First, let’s look at some basics:
- Wear the same socks to try on shoes as you would while working out.
- Shop for shoes in the latter part of the day when your feet are the largest (they swell up in the evening).
- Have someone at the store help measure your feet so you can pick the right size. Your feet grow longer and wider as you age. Also, one foot is always smaller than the other.
- Shoes must feel comfortable as soon as you wear them, you cannot “break into” athletic shoes. Make sure you run or walk a short distance to get a sense of how comfortable they feel.

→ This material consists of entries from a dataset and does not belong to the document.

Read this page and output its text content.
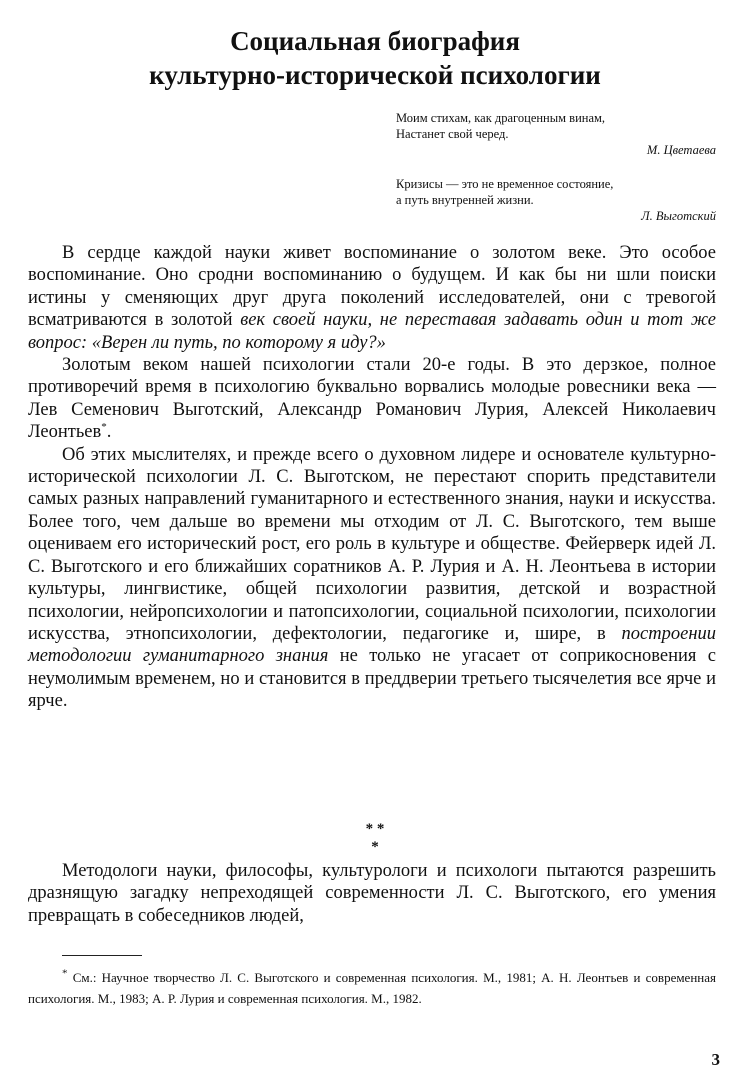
Социальная биография
культурно-исторической психологии
Моим стихам, как драгоценным винам,
Настанет свой черед.
М. Цветаева
Кризисы — это не временное состояние,
а путь внутренней жизни.
Л. Выготский

В сердце каждой науки живет воспоминание о золотом веке. Это особое воспоминание. Оно сродни воспоминанию о будущем. И как бы ни шли поиски истины у сменяющих друг друга поколений исследователей, они с тревогой всматриваются в золотой век своей науки, не переставая задавать один и тот же вопрос: «Верен ли путь, по которому я иду?»

Золотым веком нашей психологии стали 20-е годы. В это дерзкое, полное противоречий время в психологию буквально ворвались молодые ровесники века — Лев Семенович Выготский, Александр Романович Лурия, Алексей Николаевич Леонтьев*.

Об этих мыслителях, и прежде всего о духовном лидере и основателе культурно-исторической психологии Л. С. Выготском, не перестают спорить представители самых разных направлений гуманитарного и естественного знания, науки и искусства. Более того, чем дальше во времени мы отходим от Л. С. Выготского, тем выше оцениваем его исторический рост, его роль в культуре и обществе. Фейерверк идей Л. С. Выготского и его ближайших соратников А. Р. Лурия и А. Н. Леонтьева в истории культуры, лингвистике, общей психологии развития, детской и возрастной психологии, нейропсихологии и патопсихологии, социальной психологии, психологии искусства, этнопсихологии, дефектологии, педагогике и, шире, в построении методологии гуманитарного знания не только не угасает от соприкосновения с неумолимым временем, но и становится в преддверии третьего тысячелетия все ярче и ярче.

* *
*

Методологи науки, философы, культурологи и психологи пытаются разрешить дразнящую загадку непреходящей современности Л. С. Выготского, его умения превращать в собеседников людей,

* См.: Научное творчество Л. С. Выготского и современная психология. М., 1981; А. Н. Леонтьев и современная психология. М., 1983; А. Р. Лурия и современная психология. М., 1982.
3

If there is pressure on a certain part or they pinch and squeeze, let them go.
- You must have enough space to wriggle all your toes leaving enough space for your feet to move as you walk or run.
- Pick shoes that have a good grip on your heel so they don’t slip as you walk, run or jump.
- Examine every part of the shoe to ensure there are no seams or tags that irritate your feet.
- Check the grip of the soles on different surfaces. Your shoes must be sturdy
Now that we have our basics in place let’s look at how shoes differ for different activities:
Walking: Walking is the most basic low-impact workout. Choose Basic shoes with low cushioning. If you walk outdoors, look for shoes with medium tread, for indoor walks, a flat sole is more than enough. Walking shoes work well for indoor workouts too.
Running: If you run, pick shoes with adequate cushion. Also, wriggle your toes making sure there is at least one finger space on both sides because your feet swell up when you run. Running shoes need to have a heel raise (the heel must be higher than the toes to enable motion). If you’re serious, visit a shoe store who measures pronation and gait. Companies create shoes that cater to your specific stride.
Hiking: The right pair of shoes must have a thick sole and good tread. A bigger tread creates more stability on different terrains. Hiking shoes should also reach to your ankles to protect your feet from rocks and debris.
Outdoor Circuit Training: If your exercise routine includes swift changes in direction, you will need a pair of shoes that provides lateral support. Look for medium tread, flat soles that reach your ankle bone.
For flat feet, heel pain, arthritis of the lower limbs and pronation issues, look for sneakers with motion control. These shoes have an elevation in the middle that separates the heel from the forefoot.
For the perfect fit, visit a foot doctor or a shoe store who can measure things like gait, pronation, stride and arch. Based on the results, they’ll provide a list of shoes to fit your feet perfectly!